Additionally, it is noteworthy that the second printFutureStatus(f); statement immediately after the future reassignment doesn't flush immediately. It does appear that the future reassignment causes the main thread to wait. This still surprises me - could anyone offer an explanation?

This behavior is actually documented in std::future::~future . Excerpt from the documentation below:

  • these actions will not block for the shared state to become ready, except that it may block if all of the following are true:

    • the shared state was created by a call to std::async ,
    • the shared state is not yet ready, and
    • this was the last reference to the shared state.

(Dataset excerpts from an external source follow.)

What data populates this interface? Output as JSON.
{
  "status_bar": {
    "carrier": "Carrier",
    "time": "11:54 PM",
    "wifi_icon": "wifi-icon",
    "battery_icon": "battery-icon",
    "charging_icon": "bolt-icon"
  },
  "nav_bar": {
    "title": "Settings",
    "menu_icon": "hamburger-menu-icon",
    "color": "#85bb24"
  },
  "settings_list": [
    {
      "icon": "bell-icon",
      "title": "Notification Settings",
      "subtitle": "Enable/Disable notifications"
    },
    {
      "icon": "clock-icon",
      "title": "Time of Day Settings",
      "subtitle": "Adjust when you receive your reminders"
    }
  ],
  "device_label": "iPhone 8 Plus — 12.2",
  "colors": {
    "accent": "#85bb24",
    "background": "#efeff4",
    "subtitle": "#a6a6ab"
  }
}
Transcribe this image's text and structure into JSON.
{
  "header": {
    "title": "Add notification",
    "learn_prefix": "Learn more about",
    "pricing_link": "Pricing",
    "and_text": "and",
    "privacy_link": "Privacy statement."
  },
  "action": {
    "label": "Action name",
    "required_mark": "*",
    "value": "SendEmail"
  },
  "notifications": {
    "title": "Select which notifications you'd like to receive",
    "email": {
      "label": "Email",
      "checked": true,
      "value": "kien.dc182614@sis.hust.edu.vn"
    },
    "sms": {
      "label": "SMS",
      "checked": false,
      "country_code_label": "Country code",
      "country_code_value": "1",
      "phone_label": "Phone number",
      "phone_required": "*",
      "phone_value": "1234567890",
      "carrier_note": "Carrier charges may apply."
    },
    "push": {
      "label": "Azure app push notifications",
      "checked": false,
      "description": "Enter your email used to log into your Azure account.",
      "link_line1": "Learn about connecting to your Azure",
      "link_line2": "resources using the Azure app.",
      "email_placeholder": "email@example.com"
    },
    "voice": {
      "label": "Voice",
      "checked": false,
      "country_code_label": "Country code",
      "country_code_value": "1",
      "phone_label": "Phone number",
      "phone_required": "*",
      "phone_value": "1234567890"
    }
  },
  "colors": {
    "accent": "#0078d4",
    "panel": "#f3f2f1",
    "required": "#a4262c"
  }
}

In practice, these actions will block only if the task's launch policy is std::launch::async (see "Effective Modern C++" Item 36), either because that was chosen by the runtime system or because it was specified in the call to std::async .

So, you can see that this result is not unexpected. When you reassign f , the old object is destroyed and in that process the caller becomes blocked.

Taking the above into consideration, if you need to replace the future without blocking, you have a few options:

  1. Use deferred execution policy ( std::launch::deferred )
  2. Store the shared state before replacing: auto g = f.share();
  3. If you want to discard or "abort" the old async call, introduce a mechanism to signal it for early-out.